Increasingly, Malaysian businesses are recognising that investing in green practices is not a cost centre, but a financially sound decision. It cuts operating expenses, opens doors to new markets, enhances brand trust, and—importantly—improves access to capital. Environmental, Social and Governance (ESG) performance has become a core measure of business resilience and competitiveness, especially for enterprises seeking to future-proof their operations.
From Optional to Essential: Why SMEs Must Catch Up
Despite the national momentum, many small and medium enterprises (SMEs) still perceive sustainability as a “big business” issue or a luxury they can’t afford. However, a recent Alliance Bank survey found that nearly 40% of Malaysian SMEs that implemented ESG practices saw revenue growth exceeding 50%, largely from improved marketability and stronger stakeholder confidence.
This shows that sustainability is not only achievable for SMEs—it’s profitable. The real question is: Can you afford not to act?
As large corporations, government-linked companies (GLCs), and multinationals embed ESG criteria into procurement and supply chains, suppliers without clear sustainability commitments are increasingly filtered out. Banks are also shifting—offering better terms, higher limits, and preferential rates to ESG-aligned businesses. In short, sustainability is becoming the price of entry into serious commercial partnerships.

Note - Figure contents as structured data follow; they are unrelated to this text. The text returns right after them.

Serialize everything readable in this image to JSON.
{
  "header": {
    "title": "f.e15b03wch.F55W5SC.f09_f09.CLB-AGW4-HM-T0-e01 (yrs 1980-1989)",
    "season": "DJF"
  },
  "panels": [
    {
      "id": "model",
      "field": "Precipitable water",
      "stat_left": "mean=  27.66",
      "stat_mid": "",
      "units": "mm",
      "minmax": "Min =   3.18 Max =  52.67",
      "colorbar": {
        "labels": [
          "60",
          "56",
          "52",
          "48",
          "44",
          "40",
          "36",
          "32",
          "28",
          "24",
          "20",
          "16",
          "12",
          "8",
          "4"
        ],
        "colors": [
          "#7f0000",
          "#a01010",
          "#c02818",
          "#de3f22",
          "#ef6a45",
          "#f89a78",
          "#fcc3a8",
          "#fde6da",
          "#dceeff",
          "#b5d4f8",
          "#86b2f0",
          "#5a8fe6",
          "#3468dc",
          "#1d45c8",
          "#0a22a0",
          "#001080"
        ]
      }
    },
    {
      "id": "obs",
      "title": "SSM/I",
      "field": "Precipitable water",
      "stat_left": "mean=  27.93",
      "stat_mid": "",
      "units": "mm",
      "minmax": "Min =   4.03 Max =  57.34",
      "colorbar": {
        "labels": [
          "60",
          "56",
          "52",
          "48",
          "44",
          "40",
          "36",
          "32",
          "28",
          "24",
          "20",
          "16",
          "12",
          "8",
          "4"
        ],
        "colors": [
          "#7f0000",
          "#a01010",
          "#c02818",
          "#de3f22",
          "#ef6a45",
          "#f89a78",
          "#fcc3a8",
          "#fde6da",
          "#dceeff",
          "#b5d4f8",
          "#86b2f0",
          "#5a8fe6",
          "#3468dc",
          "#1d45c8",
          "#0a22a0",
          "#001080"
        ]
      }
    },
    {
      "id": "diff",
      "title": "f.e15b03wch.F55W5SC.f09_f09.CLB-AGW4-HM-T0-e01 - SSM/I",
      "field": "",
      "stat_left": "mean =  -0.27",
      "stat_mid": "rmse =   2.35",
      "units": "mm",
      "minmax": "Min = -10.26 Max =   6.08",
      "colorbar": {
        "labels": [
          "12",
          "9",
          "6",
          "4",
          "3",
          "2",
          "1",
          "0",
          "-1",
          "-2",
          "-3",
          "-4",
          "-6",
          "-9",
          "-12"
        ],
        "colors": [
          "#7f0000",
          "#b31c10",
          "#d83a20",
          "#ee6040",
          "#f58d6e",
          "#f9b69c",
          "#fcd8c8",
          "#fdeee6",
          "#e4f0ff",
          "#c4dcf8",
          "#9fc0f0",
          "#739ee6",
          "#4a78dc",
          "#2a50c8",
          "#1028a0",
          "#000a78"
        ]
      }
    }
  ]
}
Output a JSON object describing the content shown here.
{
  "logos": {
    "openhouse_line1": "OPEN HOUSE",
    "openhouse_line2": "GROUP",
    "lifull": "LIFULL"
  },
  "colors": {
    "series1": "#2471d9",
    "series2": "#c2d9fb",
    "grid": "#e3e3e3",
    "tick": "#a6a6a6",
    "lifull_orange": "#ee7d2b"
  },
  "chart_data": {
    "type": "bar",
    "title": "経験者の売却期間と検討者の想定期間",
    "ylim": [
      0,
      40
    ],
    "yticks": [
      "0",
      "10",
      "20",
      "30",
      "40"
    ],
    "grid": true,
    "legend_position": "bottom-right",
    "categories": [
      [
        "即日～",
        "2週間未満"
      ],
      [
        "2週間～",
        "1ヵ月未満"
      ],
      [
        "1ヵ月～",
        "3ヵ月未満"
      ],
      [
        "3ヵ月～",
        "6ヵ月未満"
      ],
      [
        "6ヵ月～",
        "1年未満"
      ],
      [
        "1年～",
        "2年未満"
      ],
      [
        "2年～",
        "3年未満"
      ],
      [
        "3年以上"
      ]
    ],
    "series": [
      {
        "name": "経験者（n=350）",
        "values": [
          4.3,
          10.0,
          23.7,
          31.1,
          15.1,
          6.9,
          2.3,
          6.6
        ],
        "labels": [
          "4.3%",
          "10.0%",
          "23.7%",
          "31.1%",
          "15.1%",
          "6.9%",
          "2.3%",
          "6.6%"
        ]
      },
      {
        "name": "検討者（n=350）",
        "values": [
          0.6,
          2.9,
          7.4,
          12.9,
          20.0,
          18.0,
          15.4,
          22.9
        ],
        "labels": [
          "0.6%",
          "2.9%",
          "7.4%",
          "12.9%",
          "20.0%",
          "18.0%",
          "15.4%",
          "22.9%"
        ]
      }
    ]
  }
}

Regulatory Pressure is Rising—And It’s Local
Malaysia is tightening its sustainability frameworks. The Bursa Malaysia ESG Reporting Roadmap, starting with listed companies and eventually reaching SMEs, mandates enhanced disclosure on climate risks, emissions, and governance. It aligns with global standards like the IFRS S1 and S2, ensuring Malaysian businesses remain credible in global value chains.

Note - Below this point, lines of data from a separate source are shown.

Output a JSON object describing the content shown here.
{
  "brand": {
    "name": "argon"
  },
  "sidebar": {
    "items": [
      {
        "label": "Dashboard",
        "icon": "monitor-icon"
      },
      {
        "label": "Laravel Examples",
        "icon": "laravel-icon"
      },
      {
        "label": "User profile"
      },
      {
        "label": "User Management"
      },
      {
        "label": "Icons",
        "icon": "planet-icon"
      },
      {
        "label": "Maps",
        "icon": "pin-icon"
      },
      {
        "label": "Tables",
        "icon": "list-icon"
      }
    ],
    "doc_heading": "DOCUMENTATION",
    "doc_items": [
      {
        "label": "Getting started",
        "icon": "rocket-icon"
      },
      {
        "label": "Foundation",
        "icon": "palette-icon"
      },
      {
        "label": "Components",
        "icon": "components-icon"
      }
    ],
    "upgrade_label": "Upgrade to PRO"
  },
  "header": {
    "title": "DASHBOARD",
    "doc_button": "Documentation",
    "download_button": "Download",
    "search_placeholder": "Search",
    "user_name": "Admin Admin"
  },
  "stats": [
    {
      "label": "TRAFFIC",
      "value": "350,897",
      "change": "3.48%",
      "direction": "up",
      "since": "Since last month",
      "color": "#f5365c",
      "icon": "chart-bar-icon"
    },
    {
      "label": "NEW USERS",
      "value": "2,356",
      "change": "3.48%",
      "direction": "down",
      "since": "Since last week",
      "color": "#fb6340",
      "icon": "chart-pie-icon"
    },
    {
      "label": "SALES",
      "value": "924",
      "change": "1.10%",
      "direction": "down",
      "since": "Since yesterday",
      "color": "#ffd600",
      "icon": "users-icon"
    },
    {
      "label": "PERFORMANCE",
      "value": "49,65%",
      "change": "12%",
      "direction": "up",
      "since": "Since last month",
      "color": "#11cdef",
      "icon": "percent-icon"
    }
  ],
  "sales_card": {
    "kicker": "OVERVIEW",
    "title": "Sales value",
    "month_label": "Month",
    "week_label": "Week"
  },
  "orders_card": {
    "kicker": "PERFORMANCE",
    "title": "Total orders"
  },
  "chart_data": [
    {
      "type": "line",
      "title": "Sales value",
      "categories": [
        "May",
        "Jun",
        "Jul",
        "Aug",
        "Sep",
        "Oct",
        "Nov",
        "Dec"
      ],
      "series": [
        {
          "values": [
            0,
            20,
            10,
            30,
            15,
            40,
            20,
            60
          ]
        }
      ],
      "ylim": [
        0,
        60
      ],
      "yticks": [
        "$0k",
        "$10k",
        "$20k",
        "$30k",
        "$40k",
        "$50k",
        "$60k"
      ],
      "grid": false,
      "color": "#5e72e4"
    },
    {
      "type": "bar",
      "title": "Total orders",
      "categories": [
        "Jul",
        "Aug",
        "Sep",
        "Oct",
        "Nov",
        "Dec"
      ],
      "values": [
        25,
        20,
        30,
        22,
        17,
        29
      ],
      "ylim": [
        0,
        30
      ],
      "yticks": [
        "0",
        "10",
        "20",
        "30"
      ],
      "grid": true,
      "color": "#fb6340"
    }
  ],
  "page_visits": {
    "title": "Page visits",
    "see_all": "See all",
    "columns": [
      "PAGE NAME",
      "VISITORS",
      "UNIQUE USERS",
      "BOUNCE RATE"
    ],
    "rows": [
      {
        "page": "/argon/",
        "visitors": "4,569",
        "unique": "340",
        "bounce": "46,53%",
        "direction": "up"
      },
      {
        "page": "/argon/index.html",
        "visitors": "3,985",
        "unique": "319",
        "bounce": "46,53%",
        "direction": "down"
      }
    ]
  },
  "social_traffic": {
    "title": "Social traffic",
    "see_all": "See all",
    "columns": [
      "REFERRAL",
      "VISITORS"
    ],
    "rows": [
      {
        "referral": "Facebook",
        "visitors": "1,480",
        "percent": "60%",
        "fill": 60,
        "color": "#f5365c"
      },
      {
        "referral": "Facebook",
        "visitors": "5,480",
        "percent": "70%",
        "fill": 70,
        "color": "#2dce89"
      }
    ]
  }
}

Meanwhile, federal and state governments are taking firm steps. The National Energy Transition Roadmap (NETR) charts a low-carbon future, while incentives under Budget 2024—including the Green Investment Tax Allowance (GITA) and Green Income Tax Exemption (GITE)—are designed to make green upgrades more financially viable.
Sarawak, in particular, has taken a pioneering role, becoming the first state to pass a carbon emissions law via its Environment (Reduction of Greenhouse Gas Emission) Bill 2023. This move signals the direction in which other states may follow, accelerating the shift towards carbon pricing and emissions accountability nationwide.
Financing, Incentives and Support Need Scaling
The Green Technology Financing Scheme (GTFS) has helped hundreds of companies make the green transition, but more support is needed to reach SMEs. Application processes must be simplified, and financial institutions must be empowered to offer sustainability-linked loans tailored for smaller businesses.
In parallel, Malaysia must implement practical ESG reporting frameworks for SMEs—ones that consider business size and maturity, supported by digital tools, templates, and advisory assistance. Tax incentives like accelerated capital allowances for green equipment or double deductions for ESG certifications and training can help ease the financial burden of transformation.
Staying Competitive in the Region
Malaysia is in a race to remain attractive to green capital and ESG-focused investors. Countries like Singapore are already pulling ahead with clearer carbon pricing mechanisms, strong green finance ecosystems, and policy certainty.
To keep pace, Malaysia must offer not just incentives but clarity and consistency in policies, signalling to investors and businesses alike that our green economy agenda is serious and enduring.
ESG is the New Currency of Trust
Sustainability is no longer about optics. It is about resilience, relevance, and measurable returns. By 2030, businesses that invest in sustainability now will dominate market share. Those who delay risk falling behind in a global economy that increasingly prioritises low-carbon, transparent, and responsible value chains.
As Chartered Accountants and members of The Institute of Chartered Accountants in England and Wales (ICAEW), they play a pivotal role in this transition—translating ESG goals into financial models, risk forecasts, capital structuring, and operational advice. This is not about hype; it’s about helping clients realise real value and mitigate real risks.
A Strategic Imperative for Malaysia
For Malaysian businesses, sustainability is no longer a philosophical debate—it is a strategic imperative. The decision to go green is not just about doing good. It is about doing well—reducing costs, improving resilience, securing financing, and unlocking growth.
In this economy, sustainability is not the cost. It is the payoff.